Thoughtful posts by Melanie Sill and John Robinson could infer highly exegetic for editors who are still heading normal newsrooms by a digital transition.

Sill, former editor of The Sacramento Bee, intent a contention with “Take it from former editors: Newspapers need bolder change.

“The biggest threats to newspapers aren’t only their informed income problems and ever-proliferating competitors, though also a event costs of unwell to innovate some-more boldly—to be transformative, not incremental, in relocating forward,” Sill writes.

She continues:

I’ve oral with 8 or 10 former tip editors in a march of a final few months, some late and others operative in new jobs in media.
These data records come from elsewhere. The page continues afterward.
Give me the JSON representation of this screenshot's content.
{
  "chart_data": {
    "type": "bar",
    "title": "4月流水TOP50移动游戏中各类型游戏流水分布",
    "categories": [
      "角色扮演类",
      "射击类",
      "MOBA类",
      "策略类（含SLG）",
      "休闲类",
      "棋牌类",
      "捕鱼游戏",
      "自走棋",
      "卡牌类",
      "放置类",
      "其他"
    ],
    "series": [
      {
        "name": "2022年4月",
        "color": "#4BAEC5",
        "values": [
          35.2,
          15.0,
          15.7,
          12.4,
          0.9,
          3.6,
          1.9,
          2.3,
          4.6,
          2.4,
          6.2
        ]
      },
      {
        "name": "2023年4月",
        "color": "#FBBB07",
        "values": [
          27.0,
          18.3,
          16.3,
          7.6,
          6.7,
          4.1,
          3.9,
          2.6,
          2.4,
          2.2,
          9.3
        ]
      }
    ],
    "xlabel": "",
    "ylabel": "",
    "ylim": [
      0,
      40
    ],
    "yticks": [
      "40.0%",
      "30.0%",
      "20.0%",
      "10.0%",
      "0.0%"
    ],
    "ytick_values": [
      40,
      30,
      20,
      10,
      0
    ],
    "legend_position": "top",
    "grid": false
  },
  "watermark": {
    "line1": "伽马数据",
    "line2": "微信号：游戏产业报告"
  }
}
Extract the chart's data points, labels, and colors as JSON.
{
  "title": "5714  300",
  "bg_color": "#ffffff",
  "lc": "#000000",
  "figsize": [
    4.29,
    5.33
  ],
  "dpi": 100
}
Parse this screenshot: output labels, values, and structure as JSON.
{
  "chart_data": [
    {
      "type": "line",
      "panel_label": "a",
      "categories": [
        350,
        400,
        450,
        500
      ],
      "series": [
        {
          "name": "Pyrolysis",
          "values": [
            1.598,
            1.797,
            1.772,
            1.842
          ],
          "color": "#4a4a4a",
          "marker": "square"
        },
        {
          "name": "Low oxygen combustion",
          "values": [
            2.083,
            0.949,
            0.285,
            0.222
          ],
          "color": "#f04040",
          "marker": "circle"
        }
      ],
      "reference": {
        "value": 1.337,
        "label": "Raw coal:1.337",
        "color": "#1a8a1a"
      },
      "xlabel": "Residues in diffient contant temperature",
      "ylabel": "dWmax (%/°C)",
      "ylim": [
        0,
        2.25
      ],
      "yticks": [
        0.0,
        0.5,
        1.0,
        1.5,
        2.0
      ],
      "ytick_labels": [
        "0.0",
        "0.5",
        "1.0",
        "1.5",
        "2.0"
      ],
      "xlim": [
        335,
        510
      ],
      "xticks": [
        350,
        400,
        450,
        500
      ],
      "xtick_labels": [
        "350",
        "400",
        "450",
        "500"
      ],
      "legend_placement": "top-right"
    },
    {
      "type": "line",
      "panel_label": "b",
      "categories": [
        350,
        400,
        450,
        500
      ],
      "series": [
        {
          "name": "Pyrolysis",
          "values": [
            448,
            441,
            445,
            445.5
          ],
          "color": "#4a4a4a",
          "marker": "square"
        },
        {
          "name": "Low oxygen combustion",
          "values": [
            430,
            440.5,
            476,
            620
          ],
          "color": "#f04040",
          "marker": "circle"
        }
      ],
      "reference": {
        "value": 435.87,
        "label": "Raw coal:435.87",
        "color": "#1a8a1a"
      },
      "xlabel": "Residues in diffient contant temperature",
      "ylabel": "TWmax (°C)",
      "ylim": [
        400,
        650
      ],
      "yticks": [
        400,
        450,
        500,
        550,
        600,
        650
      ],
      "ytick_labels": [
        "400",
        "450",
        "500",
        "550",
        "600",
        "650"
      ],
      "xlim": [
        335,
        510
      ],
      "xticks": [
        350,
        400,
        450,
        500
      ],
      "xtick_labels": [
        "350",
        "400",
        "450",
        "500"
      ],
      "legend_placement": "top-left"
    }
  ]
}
From any we listened a chronicle of a same regrets: looking back, they wished they’d pushed harder, focused some-more on a universe outward newsrooms and responded some-more resolutely to a opportunities and hurdles of digital shift.

Thing is, there’s still copiousness of time. We’re not during a finish of change, we’re in a midst of it. Even for imitation newspapers, there’s copiousness of upside (and copiousness of audience)—not for a shrunken chronicle of a journal format of 1992 to be profitable in 2012, though for contemporary approaches to imitation to offer readers good as partial of a menu of options in a digital era.

Robinson, former editor of a News Record in Greensboro, N.C., picks adult a thread in “Newspapers: Looking behind to pierce forward

I’ll leave that last to John. One thing I’ll say about journalism these days: there’s so much more to learn and new ways to do it.

And, fortunately, copiousness of time.